Résulte-t-il de ce qui précède que chacun de nous doit accommoder son jugement à ses désirs, sans se soucier de la vérité? En résulte-t-il encore qu'une pareille supercherie peut arrêter l'humanité dans sa marche et lui prescrire les évolutions qu'elle doit exécuter ou éviter? Bien fou celui qui le croirait ! L'erreur, qu'elle soit volontaire ou non, ne peut qu'animer la lutte sur le champ de bataille, comme elle l'anime dans la littérature; elle ne peut que prolonger cette lutte et la faire en même temps plus sanglante.
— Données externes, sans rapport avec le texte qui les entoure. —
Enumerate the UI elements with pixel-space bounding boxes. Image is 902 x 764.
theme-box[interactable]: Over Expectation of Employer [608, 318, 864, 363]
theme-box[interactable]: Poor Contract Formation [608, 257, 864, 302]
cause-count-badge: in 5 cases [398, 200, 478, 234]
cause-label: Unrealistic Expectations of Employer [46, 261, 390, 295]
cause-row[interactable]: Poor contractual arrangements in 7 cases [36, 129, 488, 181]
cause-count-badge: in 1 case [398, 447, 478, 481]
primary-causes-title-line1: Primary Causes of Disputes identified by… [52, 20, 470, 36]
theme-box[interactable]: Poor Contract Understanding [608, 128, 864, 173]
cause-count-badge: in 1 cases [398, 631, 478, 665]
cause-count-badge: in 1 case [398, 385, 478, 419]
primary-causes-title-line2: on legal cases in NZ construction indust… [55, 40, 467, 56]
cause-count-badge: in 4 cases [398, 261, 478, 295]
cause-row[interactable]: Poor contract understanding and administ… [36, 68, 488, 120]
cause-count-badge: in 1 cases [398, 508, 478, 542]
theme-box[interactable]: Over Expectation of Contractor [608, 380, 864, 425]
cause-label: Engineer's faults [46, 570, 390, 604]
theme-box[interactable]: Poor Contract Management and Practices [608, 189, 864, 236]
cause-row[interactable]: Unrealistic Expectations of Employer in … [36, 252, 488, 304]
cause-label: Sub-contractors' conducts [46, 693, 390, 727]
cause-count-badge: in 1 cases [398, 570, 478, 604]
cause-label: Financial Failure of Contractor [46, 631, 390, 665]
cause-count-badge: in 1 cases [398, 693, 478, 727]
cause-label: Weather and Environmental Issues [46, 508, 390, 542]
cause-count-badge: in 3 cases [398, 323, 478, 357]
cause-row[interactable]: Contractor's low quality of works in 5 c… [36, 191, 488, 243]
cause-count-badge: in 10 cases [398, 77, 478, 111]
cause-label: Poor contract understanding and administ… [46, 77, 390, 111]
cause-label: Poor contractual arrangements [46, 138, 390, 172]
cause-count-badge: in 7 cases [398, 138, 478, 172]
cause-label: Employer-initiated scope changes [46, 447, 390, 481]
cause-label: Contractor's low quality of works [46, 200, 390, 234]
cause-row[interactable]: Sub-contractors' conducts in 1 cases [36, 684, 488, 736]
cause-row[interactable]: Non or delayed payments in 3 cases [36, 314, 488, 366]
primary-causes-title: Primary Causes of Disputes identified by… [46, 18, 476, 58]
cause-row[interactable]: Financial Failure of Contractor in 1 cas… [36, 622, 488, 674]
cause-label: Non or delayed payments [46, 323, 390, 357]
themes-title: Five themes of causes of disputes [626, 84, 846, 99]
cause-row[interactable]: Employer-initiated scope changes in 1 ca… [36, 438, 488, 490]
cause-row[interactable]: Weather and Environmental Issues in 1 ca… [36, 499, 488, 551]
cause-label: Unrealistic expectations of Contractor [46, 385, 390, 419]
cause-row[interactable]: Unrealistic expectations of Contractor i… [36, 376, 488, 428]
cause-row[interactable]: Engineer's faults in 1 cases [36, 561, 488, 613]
Les adversaires de Bastiat ne combattent, du reste, qu'un fantôme. Je le répète : l'économie politique, d'accord avec l'expérience de tous les peuples, a décidé depuis longtemps contre la propriété foncière la question qui nous préoccupe, et c'est la certitude que toutes les rêveries, dans le genre de celle du célèbre écrivain, sont impuissantes à changer quelque chose à ce résultat, c'est cette certitude, dis-je, qui a engagé la bourgeoisie française, après le 24 février, à déserter la discussion, à préparer en pleine connaissance de cause le renversement de la tribune, l'abolition de la liberté de la presse et la création d'un Empire s'appuyant sur le sabre et sur le silence.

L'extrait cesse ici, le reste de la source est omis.